『現代経済学の名著』は1989年の本で、随分昔に買ったまま積読。佐和氏は編集だけで、実際の執筆は根井雅弘(ヴェブレン、シュムペーター、ロビンズ等)、吉田雅明(ケインズ、レオンティエフ)、小島專孝(ハイエク)、菊谷達弥(アロー、ベッカー等)、秋田次郎(ハロッド、サミュエルソン等)。
アローは『社会的選択と個人的評価』 Kenneth Joshph Arrow "Social Choice and Individual Values"(1951)。
「市場型経済においては、多種多様な初期資源や能力、好みをもつ多数の経済主体が、自己の利益のみを考えて行動し、それが市場に集計されて、相互の行動が調整され均衡がもたらされる。
民主主義社会において最も重要な政治手続きである選挙制度は、投票者の意思を集計して、社会全体としての決定をなす一つの手段である。
『社会的選択と個人的評価』は「投票と市場機構の間の区別は無視し、両方とも集団的な社会的選択という一層一般的な範疇の特別な場合とみなす」という立場に立って、この一般化された社会的選択の機構の特性を、厳密な方法論的基礎の上に分析するものである。」
アローの提起する問題の適用領域はきわめて幅広い。まず各種の会議や選挙においてなんらかの投票方法を用い、メンバーの意思にもとづいて決定を行う場合。次にある経済政策が現状より望ましい社会状態をもたらすか否か、を判定しようとする場合。さらに組織や国家の構成員の自発的合意にもとづいて社会的選択を行う際のルールの整合性といった、社会の構成原理に関わる領域。

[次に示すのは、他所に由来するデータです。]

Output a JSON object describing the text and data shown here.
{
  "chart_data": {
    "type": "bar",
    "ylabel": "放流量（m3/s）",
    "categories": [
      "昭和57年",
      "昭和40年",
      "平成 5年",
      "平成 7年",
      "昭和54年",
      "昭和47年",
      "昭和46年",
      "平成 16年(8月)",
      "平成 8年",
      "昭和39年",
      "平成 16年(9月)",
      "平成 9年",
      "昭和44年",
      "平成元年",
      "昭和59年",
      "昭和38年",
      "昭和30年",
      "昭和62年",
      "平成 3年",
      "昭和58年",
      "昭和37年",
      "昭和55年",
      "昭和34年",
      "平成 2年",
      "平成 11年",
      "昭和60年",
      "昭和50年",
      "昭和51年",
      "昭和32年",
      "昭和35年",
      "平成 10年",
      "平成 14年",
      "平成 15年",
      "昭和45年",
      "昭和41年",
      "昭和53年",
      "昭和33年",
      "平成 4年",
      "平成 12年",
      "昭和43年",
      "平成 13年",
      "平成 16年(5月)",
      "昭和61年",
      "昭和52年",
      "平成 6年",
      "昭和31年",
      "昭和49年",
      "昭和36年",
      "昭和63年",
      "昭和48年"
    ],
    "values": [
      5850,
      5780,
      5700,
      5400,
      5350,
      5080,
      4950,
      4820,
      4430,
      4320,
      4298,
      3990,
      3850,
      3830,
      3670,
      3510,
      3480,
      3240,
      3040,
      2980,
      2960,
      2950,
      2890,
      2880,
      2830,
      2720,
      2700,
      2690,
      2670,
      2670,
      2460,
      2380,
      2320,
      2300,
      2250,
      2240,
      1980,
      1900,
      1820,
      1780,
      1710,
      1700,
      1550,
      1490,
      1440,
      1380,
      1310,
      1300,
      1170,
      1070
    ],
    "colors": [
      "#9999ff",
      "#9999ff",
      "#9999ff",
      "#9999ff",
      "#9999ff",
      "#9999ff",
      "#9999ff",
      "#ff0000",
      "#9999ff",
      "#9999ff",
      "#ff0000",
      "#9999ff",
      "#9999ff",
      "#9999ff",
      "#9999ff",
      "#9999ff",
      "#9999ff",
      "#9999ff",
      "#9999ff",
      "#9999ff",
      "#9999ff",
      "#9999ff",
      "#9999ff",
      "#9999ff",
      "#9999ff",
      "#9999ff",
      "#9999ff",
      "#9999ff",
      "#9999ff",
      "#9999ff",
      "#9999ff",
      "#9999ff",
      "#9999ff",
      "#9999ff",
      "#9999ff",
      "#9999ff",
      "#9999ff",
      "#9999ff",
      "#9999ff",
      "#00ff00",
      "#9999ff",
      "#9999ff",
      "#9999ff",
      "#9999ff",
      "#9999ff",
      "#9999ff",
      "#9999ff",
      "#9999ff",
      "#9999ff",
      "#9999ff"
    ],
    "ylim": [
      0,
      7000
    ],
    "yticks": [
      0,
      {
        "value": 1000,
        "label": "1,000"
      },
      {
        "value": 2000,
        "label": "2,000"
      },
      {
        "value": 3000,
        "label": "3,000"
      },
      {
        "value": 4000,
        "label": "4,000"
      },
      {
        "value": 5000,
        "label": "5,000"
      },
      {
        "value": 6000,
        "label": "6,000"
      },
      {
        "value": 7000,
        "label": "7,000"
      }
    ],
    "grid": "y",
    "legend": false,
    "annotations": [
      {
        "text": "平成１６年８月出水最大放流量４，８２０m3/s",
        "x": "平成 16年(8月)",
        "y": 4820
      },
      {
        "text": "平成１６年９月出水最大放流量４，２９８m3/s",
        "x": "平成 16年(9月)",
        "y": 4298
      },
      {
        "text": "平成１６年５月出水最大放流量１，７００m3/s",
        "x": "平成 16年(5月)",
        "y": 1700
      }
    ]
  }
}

「アローは、これらの未知の広大な領域に、記号論理学を用いた公理的方法という武器を持って分け入った。そして、民主的なルールにもとづいて諸個人の合理的な判断を集計することによって、社会としての合理的な判断を導くことは不可能である、という驚くべき命題を証明したのである。これが『アローの一般可能性定理』として知られる結論であり、その否定的含意、理論的射程の広さ、斬新な方法論によって、経済学にとどまらず、政治学や社会学の諸分野にも強いインパクトを与えた。」
アローは二つの顔を持っている。「ひとつは一般均衡論の旗手としてのそれである。限界革命をへて、新古典派経済学の彫琢をめざす理論経済学の分野において、ヒックス、サミュエルソンたちが先頭集団をなしたとすると、その後をついだアロー、ドブルー、ハーヴィッツといった人々はさらに高度な数理的手法を用いてワルラス体系の精緻化を行った。1950年台のスタンフォード大学は、若きアローやハーヴィッツによって高度数理派のメッカとなり、気鋭の経済学者たちの世界的巡礼の地であった。競争均衡解の存在証明(ドブルーと共同)、解の大域的安定性の解明(ハーヴィッツと共同)をはじめとして、いわゆるアロー=ドブルー経済と呼ばれる、不確実性下の経済を扱う手法の確立など、この分野における彼の先駆的功績は広く知られている。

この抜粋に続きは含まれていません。